Data Gatekeeper
Role overview
Your mission: You ensure that data complies with governance and privacy requirements before it is made available. You review and release Datasets, Data structures, and Data sources that are subject to data protection or regulatory constraints.
Why your role is vital: You are the "Guardian". You ensure that sensitive or regulated data is handled correctly.
Defining your scope: You work on Datasets, Data structures, and Data sources that require governance or privacy review. You define governance rules and approve data-related elements in critical cases.
Your core responsibilities
- Define governance and compliance rules: You define data governance models and ensure they are applied consistently
- Review data-related elements: You validate Datasets, Data structures, and Data sources that are affected by privacy or regulatory requirements
- Approve critical releases: You release data-related elements that require additional governance or data protection approval
- Ensure compliance: You ensure that data usage follows legal and organizational policies
Outside your scope
It is not your responsibility to create or configure data-related elements.
If you need to make corrections or adjustments, the Data Owner role is likely the right role for you.
If you design Data structures, integrate Data sources, or build pipelines, the Data Architect or Data Steward role is likely the right role for you.
If you manage Users, Groups, or Roles, or configure platform-wide access, the Tenant Admin role is likely the right role for you.
To review and release data-related elements, you need the appropriate permissions.
The access logic: Access is always the result of a User being assigned to a Group, and that Group being assigned a Role at a specific Scope.
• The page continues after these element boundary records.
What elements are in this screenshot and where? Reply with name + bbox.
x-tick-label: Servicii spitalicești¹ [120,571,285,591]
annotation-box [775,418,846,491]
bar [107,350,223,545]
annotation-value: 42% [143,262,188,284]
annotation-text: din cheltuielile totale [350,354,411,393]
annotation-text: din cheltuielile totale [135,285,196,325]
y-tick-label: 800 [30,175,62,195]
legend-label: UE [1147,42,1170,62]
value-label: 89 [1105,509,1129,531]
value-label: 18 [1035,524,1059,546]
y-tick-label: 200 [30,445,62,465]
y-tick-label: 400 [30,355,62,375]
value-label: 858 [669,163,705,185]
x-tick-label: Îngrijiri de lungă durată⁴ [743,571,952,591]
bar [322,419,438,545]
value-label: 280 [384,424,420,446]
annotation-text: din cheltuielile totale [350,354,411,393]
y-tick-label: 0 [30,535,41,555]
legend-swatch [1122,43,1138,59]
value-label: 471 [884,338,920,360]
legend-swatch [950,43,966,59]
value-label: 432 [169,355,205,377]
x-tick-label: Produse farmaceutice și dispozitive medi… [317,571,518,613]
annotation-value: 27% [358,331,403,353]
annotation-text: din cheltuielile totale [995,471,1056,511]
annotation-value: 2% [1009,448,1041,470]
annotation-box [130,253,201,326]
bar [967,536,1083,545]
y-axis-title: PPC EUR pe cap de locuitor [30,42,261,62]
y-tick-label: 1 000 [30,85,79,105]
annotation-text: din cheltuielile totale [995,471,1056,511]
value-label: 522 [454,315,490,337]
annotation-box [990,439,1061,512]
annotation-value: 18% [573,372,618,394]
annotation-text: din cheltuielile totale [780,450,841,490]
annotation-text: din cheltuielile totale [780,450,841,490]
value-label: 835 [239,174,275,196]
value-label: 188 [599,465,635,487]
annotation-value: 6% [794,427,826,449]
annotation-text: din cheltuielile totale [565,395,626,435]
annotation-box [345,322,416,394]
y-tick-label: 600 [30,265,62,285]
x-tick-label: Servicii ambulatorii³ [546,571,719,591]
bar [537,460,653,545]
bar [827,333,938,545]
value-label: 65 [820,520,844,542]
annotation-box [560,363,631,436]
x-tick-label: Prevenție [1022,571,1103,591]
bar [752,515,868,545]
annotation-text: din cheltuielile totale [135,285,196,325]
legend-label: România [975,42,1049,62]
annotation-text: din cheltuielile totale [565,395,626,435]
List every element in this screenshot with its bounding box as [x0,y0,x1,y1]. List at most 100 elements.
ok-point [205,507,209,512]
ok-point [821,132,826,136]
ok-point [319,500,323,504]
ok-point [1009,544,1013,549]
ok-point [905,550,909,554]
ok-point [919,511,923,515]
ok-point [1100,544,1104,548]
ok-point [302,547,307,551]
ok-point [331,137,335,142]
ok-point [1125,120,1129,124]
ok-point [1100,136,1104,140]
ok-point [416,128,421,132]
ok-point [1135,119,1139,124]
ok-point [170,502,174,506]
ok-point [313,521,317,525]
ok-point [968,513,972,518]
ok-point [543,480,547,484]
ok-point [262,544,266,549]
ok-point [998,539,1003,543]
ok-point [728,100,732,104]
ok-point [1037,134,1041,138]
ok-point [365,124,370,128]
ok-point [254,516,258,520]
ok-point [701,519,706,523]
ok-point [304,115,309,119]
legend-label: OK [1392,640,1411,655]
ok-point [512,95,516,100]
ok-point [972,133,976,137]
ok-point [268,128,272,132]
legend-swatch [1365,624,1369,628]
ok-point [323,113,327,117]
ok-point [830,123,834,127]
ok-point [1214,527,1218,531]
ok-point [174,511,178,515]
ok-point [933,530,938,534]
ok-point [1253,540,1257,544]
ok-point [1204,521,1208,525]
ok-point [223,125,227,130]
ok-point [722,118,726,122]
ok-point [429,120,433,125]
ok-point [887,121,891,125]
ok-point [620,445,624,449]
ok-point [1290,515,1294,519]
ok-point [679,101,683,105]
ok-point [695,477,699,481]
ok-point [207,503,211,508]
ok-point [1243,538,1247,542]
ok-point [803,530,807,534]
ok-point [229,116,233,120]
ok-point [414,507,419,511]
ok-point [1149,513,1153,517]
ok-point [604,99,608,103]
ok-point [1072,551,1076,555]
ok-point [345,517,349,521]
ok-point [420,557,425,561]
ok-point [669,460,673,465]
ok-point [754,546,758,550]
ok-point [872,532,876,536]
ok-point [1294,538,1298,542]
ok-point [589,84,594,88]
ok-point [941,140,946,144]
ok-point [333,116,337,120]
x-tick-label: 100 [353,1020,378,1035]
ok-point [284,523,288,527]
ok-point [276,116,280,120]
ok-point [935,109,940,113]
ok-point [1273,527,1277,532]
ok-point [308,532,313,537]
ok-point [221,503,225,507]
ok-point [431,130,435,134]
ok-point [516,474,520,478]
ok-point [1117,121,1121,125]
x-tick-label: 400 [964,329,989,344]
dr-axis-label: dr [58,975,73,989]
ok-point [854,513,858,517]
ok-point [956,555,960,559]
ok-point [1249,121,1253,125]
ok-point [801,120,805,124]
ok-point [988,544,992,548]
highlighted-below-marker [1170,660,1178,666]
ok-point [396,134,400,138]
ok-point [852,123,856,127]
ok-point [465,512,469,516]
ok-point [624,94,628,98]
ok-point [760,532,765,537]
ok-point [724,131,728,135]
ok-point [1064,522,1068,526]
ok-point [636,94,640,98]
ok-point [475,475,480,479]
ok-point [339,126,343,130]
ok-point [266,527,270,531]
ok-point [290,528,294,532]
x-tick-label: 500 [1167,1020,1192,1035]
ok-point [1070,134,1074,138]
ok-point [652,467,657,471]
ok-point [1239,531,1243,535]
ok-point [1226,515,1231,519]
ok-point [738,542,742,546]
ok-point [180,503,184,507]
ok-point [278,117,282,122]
Scopes: Roles apply either at Platform level or on a specific data-related element such as a Dataset, Data source, or Data structure.
As a Data Gatekeeper, your Role is typically assigned:
- on specific data-related elements that require governance review
- or at Platform level if you oversee compliance across all domains
→ Deep Dive Authorization Model
Typical tasks
Your work in CIVITAS/CORE focuses on governance and compliance:
- Review sensitive Datasets: Check if data meets privacy and governance requirements
- Validate Data structures and Data sources: Ensure no restricted or sensitive data is exposed incorrectly
- Approve releases with constraints: Release data-related elements that require governance approval
- Ensure compliance across domains: Apply governance rules consistently
Your first steps
To start working as a Data Gatekeeper in CIVITAS/CORE:
- Ensure you have access to relevant Datasets, Data structures, and Data sources
- Identify elements that require governance or privacy review
- Review their configuration and status
- Validate compliance and risk
- Set them to Available when approved
Best practices & avoiding mistakes
- Focus on critical data: Only intervene where governance or privacy requirements apply
- Apply governance consistently: Ensure rules are applied across all relevant domains
- Do not block unnecessarily: Enable data usage while ensuring compliance
- Coordinate with Data Owners: Align on release decisions and responsibilities
Key terms to know
To work effectively as a Data Gatekeeper, review these terms in our Glossary:
- Data structure: Defines the schema and structure of data.
- Data source: Represents the origin of data.
- Dataset: A structured collection of data prepared for use.
- Status: Defines the lifecycle stage of a data-related element (Draft, Ready, Available).